Cette demande fut rejetée par une décision du ministre de la Justice du 21 novembre 2000, confirmée par une décision du même ministre du 7 février 2001 suite au recours gracieux formé par les époux …-….

Le recours contentieux introduit par ces derniers à l’encontre de ces décisions ministérielles fut rejeté par jugement du tribunal administratif du 31 octobre 2001 (n° 13014 du rôle), confirmé sur appel par un arrêt de la Cour administrative du 5 février 2002 (n° 14251C du rôle).

Le 25 juillet 2005, le ministre des Affaires étrangères et de l’Immigration s’adressa aux époux …-… dans les termes suivants:

« Madame, Monsieur, Vous n’êtes certainement pas sans savoir que vous avez été déboutés de votre demande d’asile et que tous les moyens de recours sont épuisés.

En conséquence, mes services vous ont déjà invité à retourner dans votre pays d’origine. A cette date vous avez choisi de ne pas donner suite à cette invitation.

Je m’empresse de porter à votre connaissance que le Gouvernement luxembourgeois a l’obligation d’exécuter les dispositions de la loi du 3 avril 1996 se rapportant à l’asile qui prévoient que toute personne déboutée de sa demande d’asile est obligée de quitter le territoire.

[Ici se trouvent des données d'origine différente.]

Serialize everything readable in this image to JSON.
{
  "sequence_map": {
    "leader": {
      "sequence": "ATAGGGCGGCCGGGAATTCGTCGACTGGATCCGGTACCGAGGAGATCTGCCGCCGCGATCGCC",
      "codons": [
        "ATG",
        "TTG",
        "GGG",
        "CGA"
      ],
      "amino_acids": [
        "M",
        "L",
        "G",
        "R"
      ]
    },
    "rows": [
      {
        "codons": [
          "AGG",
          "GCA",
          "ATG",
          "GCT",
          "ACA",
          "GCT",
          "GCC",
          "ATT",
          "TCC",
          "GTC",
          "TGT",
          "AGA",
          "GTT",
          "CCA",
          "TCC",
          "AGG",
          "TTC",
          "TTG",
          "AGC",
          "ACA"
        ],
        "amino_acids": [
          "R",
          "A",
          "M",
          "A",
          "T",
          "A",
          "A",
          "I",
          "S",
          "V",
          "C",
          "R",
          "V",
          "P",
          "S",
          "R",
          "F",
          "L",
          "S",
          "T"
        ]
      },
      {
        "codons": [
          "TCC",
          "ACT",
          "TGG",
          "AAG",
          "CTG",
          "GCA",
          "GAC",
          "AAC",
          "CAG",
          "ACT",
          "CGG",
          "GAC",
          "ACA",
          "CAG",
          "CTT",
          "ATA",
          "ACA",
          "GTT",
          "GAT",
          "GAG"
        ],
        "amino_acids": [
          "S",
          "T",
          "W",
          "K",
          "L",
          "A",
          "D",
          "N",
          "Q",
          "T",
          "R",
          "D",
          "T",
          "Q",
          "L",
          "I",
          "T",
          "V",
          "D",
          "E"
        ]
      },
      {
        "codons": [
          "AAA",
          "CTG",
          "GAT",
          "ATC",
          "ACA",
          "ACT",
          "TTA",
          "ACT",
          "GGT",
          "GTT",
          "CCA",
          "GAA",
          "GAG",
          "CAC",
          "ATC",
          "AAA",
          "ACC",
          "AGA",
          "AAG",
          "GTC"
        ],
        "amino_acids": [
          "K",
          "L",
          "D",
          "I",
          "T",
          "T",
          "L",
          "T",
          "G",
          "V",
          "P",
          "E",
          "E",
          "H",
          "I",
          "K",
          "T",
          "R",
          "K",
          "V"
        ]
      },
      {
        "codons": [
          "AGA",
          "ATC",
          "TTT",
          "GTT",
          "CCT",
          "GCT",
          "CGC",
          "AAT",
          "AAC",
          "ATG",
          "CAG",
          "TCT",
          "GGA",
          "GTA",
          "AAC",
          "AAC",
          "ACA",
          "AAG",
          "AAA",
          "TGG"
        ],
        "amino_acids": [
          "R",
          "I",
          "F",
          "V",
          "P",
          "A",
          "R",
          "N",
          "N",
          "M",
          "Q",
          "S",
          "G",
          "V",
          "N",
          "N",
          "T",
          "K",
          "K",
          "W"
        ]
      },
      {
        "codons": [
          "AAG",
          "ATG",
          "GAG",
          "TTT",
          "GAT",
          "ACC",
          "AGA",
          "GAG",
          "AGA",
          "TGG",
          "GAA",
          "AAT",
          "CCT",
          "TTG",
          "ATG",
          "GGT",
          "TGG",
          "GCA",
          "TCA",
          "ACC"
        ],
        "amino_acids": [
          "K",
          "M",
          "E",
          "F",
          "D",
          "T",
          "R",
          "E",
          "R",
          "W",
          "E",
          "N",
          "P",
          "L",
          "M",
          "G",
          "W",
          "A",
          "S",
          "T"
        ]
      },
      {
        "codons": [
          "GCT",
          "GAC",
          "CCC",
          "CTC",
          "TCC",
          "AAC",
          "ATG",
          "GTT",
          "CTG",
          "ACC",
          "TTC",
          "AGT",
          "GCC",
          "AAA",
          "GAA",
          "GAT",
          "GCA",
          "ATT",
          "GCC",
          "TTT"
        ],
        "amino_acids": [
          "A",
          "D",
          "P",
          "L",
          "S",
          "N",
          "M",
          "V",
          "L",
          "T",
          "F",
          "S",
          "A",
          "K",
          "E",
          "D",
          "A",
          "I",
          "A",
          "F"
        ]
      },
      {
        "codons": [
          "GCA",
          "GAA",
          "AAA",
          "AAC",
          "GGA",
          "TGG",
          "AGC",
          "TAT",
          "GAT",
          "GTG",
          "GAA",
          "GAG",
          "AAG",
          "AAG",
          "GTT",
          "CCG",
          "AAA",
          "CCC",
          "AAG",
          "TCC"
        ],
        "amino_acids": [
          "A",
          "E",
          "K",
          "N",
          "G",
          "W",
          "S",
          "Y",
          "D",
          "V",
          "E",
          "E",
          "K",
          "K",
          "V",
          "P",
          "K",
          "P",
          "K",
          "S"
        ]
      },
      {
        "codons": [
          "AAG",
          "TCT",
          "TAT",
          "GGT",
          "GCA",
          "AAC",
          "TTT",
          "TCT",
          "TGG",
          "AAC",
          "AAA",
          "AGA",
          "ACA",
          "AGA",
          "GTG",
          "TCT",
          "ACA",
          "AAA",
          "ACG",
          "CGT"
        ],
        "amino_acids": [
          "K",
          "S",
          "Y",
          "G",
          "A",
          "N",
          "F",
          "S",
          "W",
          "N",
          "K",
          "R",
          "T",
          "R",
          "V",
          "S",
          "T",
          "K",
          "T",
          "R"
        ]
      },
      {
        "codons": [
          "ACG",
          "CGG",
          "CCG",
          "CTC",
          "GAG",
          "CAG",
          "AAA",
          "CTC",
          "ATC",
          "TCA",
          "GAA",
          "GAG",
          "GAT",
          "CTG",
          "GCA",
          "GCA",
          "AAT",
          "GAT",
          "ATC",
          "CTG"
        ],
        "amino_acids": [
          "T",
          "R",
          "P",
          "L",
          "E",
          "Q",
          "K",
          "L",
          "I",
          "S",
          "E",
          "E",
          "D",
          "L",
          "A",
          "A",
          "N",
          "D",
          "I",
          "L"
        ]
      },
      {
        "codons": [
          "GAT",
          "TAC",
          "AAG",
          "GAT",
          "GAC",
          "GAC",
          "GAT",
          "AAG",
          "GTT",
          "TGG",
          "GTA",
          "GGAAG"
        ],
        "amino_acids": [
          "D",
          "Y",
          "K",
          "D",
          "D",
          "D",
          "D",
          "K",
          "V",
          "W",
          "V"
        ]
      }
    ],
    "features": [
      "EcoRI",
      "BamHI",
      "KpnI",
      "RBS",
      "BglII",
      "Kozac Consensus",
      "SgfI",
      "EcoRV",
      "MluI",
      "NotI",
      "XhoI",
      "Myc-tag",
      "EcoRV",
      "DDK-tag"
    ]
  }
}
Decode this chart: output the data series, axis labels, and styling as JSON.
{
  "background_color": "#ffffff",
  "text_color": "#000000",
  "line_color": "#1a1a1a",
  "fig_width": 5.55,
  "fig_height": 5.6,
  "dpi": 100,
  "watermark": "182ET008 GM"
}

Permettez-moi de faire un appel chaleureux mais pressant à votre sens de responsabilité civique d’opter pour un départ volontaire qui vous permettra de retourner dans votre pays en toute dignité moyennant une aide pécuniaire qui vous est allouée par l’Etat luxembourgeois (EUR 1.190,00 par personne adulte et EUR 595,00 par enfant).

A cet effet je vous invite à vous adresser instantanément, donc dans les prochains jours, au Ministère de la Famille et de l’Intégration (…), qui fixera avec vous les modalités de départ, soit par le vol régulier, soit par le vol « charter ».

Je vous informe qu’au cas contraire, votre départ forcé est inévitable.

J’espère de tout cœur que vous serez en mesure d’accepter cet ultime appel de ma part.

Je vous prie d’agréer, Madame, Monsieur, l’expression de mes sentiments distingués (…)».

Par requête déposée le 29 juillet 2005, les époux …-… ont introduit un recours en réformation, sinon en annulation contre le prédit courrier ministériel, et par requête du même jour, inscrite sous le numéro 20202 du rôle, ils ont introduit une demande tendant à obtenir une mesure de sauvegarde à l’encontre de la décision en question, à savoir à titre principal de voir ordonner au ministre, en tant que mesure de sauvegarde, d’annuler sa décision du 25 juillet 2005, à titre subsidiaire de se voir autoriser à demeurer au pays et « à titre infiniment subsidiaire » de se voir autoriser à résider au pays jusqu’à l’accouchement de Madame ….

Par ordonnance du 3 août 2005, le premier juge au tribunal administratif, siégeant en remplacement du président et des magistrats plus anciens en rang, tous légitiment empêchés, a déclaré les demandes principales tendant à voir ordonner au ministre d’annuler sa « décision » du 25 juillet 2005 irrecevables, et a reçu la demande subsidiaire en institution d’une mesure de sauvegarde en la forme et mais en a débouté les demandeurs.

A l’appui de leur recours au fond, les époux …-… font valoir que Madame … serait à un stade avancé de sa grossesse, l’accouchement étant prévu pour le 1er décembre 2005, tandis que leur fille cadette présenterait une malformation au niveau des voies urinaires nécessitant un suivi médical régulier et dont les suites seraient à déterminer par le médecin après l’examen prévu en automne 2005 et que leur fille aînée serait inscrite au Lycée technique de Diekirch pour la rentrée scolaire de septembre 2005.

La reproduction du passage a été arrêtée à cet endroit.